Oral Presentation Clinical Oncology Society of Australia Annual Scientific Meeting 2017

Avoiding whole brain radiation therapy for brain metastases in the era of targeted therapies and immunotherapy. (#43)

Michael Back 1 2 3 4 , Michelle Or 1 , Dasantha Jayamanne 1 2
  1. Northern Sydney Cancer Centre, St Leonards, NSW, Australia
  2. Central Coast Cancer Centre, Gosford, NSW, Australia
  3. Genesis Cancer Care , Sydney, NSW, Australia
  4. Sydney Medical School, University of Sydney, St Leonards, NSW, Australia


Whole brain radiotherapy (WBRT) for brain oligometastases has potential impact on neurocognitive function without a survival benefit. This study assesses outcome of a formal WBRT avoidance policy in this patient subgroup.


Patients referred for RT with brain oligometastases were recorded prospectively between January2010-February2017.  Brain oligometastases were defined as 1-4 brain metastases; then expanded to 5-10 in February2016. Patients had WBRT Avoidance approach followed by MRI surveillance every three months. Survival was measured from date of initial CNS treatment. Outcomes of overall survival(OS), progression-free survival(PFS), initial local site progression-free survival(i-PFS) and WBRT-free survival were calculated using the Kaplan-Meier method.

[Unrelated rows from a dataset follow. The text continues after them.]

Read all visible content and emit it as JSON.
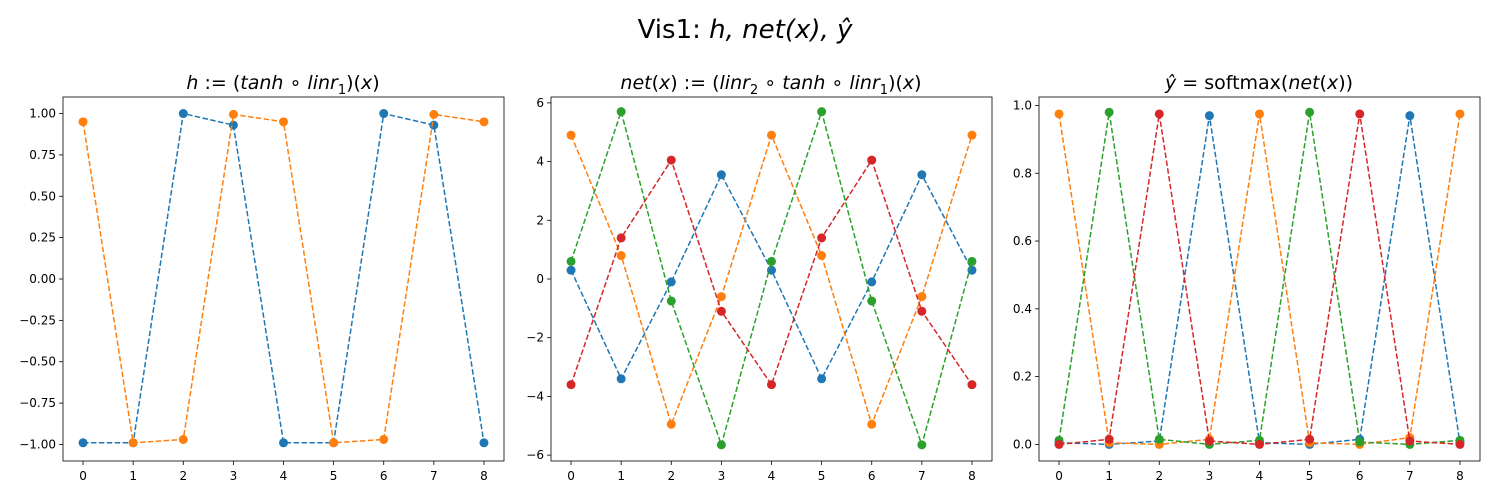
{
  "figure": {
    "suptitle_prefix": "Vis1: ",
    "suptitle_math": "h, net(x), ŷ"
  },
  "chart_data": [
    {
      "type": "line",
      "title": "h := (tanh ∘ linr1)(x)",
      "linestyle": "dashed",
      "marker": "o",
      "xlabel": "",
      "ylabel": "",
      "xlim": [
        -0.4,
        8.4
      ],
      "ylim": [
        -1.1,
        1.1
      ],
      "x": [
        0,
        1,
        2,
        3,
        4,
        5,
        6,
        7,
        8
      ],
      "xticks": [
        "0",
        "1",
        "2",
        "3",
        "4",
        "5",
        "6",
        "7",
        "8"
      ],
      "yticks": [
        -1.0,
        -0.75,
        -0.5,
        -0.25,
        0.0,
        0.25,
        0.5,
        0.75,
        1.0
      ],
      "ytick_labels": [
        "−1.00",
        "−0.75",
        "−0.50",
        "−0.25",
        "0.00",
        "0.25",
        "0.50",
        "0.75",
        "1.00"
      ],
      "series": [
        {
          "color": "#1f77b4",
          "values": [
            -0.99,
            -0.99,
            1.0,
            0.93,
            -0.99,
            -0.99,
            1.0,
            0.93,
            -0.99
          ]
        },
        {
          "color": "#ff7f0e",
          "values": [
            0.95,
            -0.99,
            -0.97,
            0.995,
            0.95,
            -0.99,
            -0.97,
            0.995,
            0.95
          ]
        }
      ]
    },
    {
      "type": "line",
      "title": "net(x) := (linr2 ∘ tanh ∘ linr1)(x)",
      "linestyle": "dashed",
      "marker": "o",
      "xlabel": "",
      "ylabel": "",
      "xlim": [
        -0.4,
        8.4
      ],
      "ylim": [
        -6.2,
        6.2
      ],
      "x": [
        0,
        1,
        2,
        3,
        4,
        5,
        6,
        7,
        8
      ],
      "xticks": [
        "0",
        "1",
        "2",
        "3",
        "4",
        "5",
        "6",
        "7",
        "8"
      ],
      "yticks": [
        -6,
        -4,
        -2,
        0,
        2,
        4,
        6
      ],
      "ytick_labels": [
        "−6",
        "−4",
        "−2",
        "0",
        "2",
        "4",
        "6"
      ],
      "series": [
        {
          "color": "#1f77b4",
          "values": [
            0.3,
            -3.4,
            -0.1,
            3.55,
            0.3,
            -3.4,
            -0.1,
            3.55,
            0.3
          ]
        },
        {
          "color": "#ff7f0e",
          "values": [
            4.9,
            0.8,
            -4.95,
            -0.6,
            4.9,
            0.8,
            -4.95,
            -0.6,
            4.9
          ]
        },
        {
          "color": "#2ca02c",
          "values": [
            0.6,
            5.7,
            -0.75,
            -5.65,
            0.6,
            5.7,
            -0.75,
            -5.65,
            0.6
          ]
        },
        {
          "color": "#d62728",
          "values": [
            -3.6,
            1.4,
            4.05,
            -1.1,
            -3.6,
            1.4,
            4.05,
            -1.1,
            -3.6
          ]
        }
      ]
    },
    {
      "type": "line",
      "title": "ŷ = softmax(net(x))",
      "linestyle": "dashed",
      "marker": "o",
      "xlabel": "",
      "ylabel": "",
      "xlim": [
        -0.4,
        8.4
      ],
      "ylim": [
        -0.049,
        1.025
      ],
      "x": [
        0,
        1,
        2,
        3,
        4,
        5,
        6,
        7,
        8
      ],
      "xticks": [
        "0",
        "1",
        "2",
        "3",
        "4",
        "5",
        "6",
        "7",
        "8"
      ],
      "yticks": [
        0.0,
        0.2,
        0.4,
        0.6,
        0.8,
        1.0
      ],
      "ytick_labels": [
        "0.0",
        "0.2",
        "0.4",
        "0.6",
        "0.8",
        "1.0"
      ],
      "series": [
        {
          "color": "#1f77b4",
          "values": [
            0.005,
            0.0,
            0.01,
            0.97,
            0.005,
            0.0,
            0.015,
            0.97,
            0.005
          ]
        },
        {
          "color": "#ff7f0e",
          "values": [
            0.975,
            0.005,
            0.0,
            0.015,
            0.975,
            0.005,
            0.0,
            0.02,
            0.975
          ]
        },
        {
          "color": "#2ca02c",
          "values": [
            0.012,
            0.98,
            0.015,
            0.0,
            0.012,
            0.98,
            0.007,
            0.0,
            0.012
          ]
        },
        {
          "color": "#d62728",
          "values": [
            0.0,
            0.015,
            0.975,
            0.01,
            0.0,
            0.015,
            0.975,
            0.01,
            0.0
          ]
        }
      ]
    }
  ]
}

166 patients managed with a median follow-up for survivors of 13months. Number of brain metastases was solitary (101), 2-4 (54) and 5-10 (11). Tumour sub-sites included Non-Small Cell Lung Cancer (63), Melanoma (28), Breast (25), Colorectal (18), Renal (16) and others (16).  Initial management included surgery alone(28), surgery followed by cavityRT(74), Stereotactic Radiosurgery(47), focal Volumetric Modulated Arc Therapy(VMAT) (26) and systemic targeted therapy alone (13).

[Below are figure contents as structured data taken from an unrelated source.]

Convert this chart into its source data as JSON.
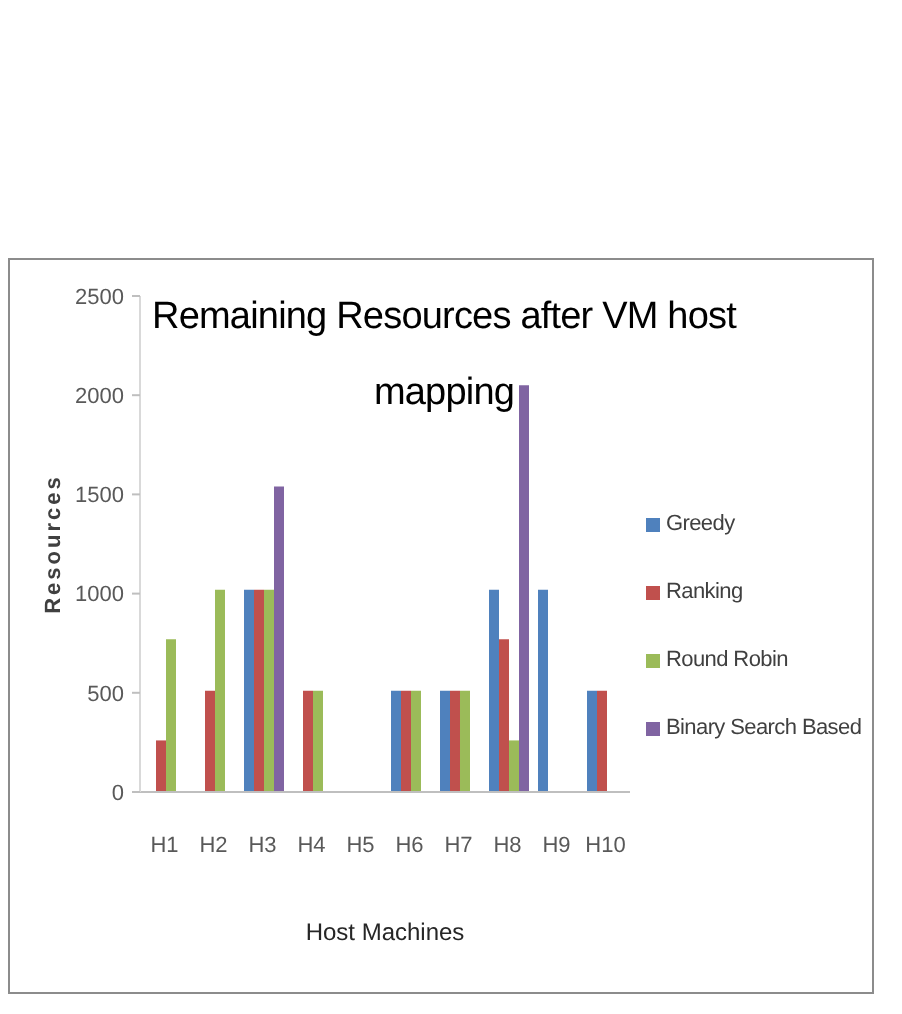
{
  "chart_data": {
    "type": "bar",
    "title": "Remaining Resources after VM host mapping",
    "xlabel": "Host Machines",
    "ylabel": "Resources",
    "categories": [
      "H1",
      "H2",
      "H3",
      "H4",
      "H5",
      "H6",
      "H7",
      "H8",
      "H9",
      "H10"
    ],
    "series": [
      {
        "name": "Greedy",
        "color": "#4f81bd",
        "values": [
          0,
          0,
          1020,
          0,
          0,
          510,
          510,
          1020,
          1020,
          510
        ]
      },
      {
        "name": "Ranking",
        "color": "#c0504d",
        "values": [
          260,
          510,
          1020,
          510,
          0,
          510,
          510,
          770,
          0,
          510
        ]
      },
      {
        "name": "Round Robin",
        "color": "#9bbb59",
        "values": [
          770,
          1020,
          1020,
          510,
          0,
          510,
          510,
          260,
          0,
          0
        ]
      },
      {
        "name": "Binary Search Based",
        "color": "#8064a2",
        "values": [
          0,
          0,
          1540,
          0,
          0,
          0,
          0,
          2050,
          0,
          0
        ]
      }
    ],
    "ylim": [
      0,
      2500
    ],
    "yticks": [
      0,
      500,
      1000,
      1500,
      2000,
      2500
    ],
    "legend": "right"
  }
}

93 patients are deceased with medianOS of 15months (95%CI:10.8–19.2). Death was attributable to extracranial disease in 76% patients, or neurological in 24% patients. 83patients have CNS relapse with median PFS of 11months (95%CI:6.7–15.3). Relapse pattern was predominantly distant brain(69 relapses).

i-PFS with RT was 90% at 12 months. WBRT was utilised in only 24 patients, with 83% patients free of WBRT at 12 months. Nmetastases(p=0.04), symptomatic extracranial disease(p=0.04) and early CNS relapse within 6 months(p<0.01) had worse survival; while tumour sub-site(p=0.08), age(p=0.60), neurological death(p=0.60) were not associated with OS.


WBRT Avoidance with MRI surveillance is feasible and acceptable for patients with limited brain metastases. The OS, PFS and i-PFS were acceptable with focal therapy alone, and associated with a low rate of subsequent WBRT or later neurological death.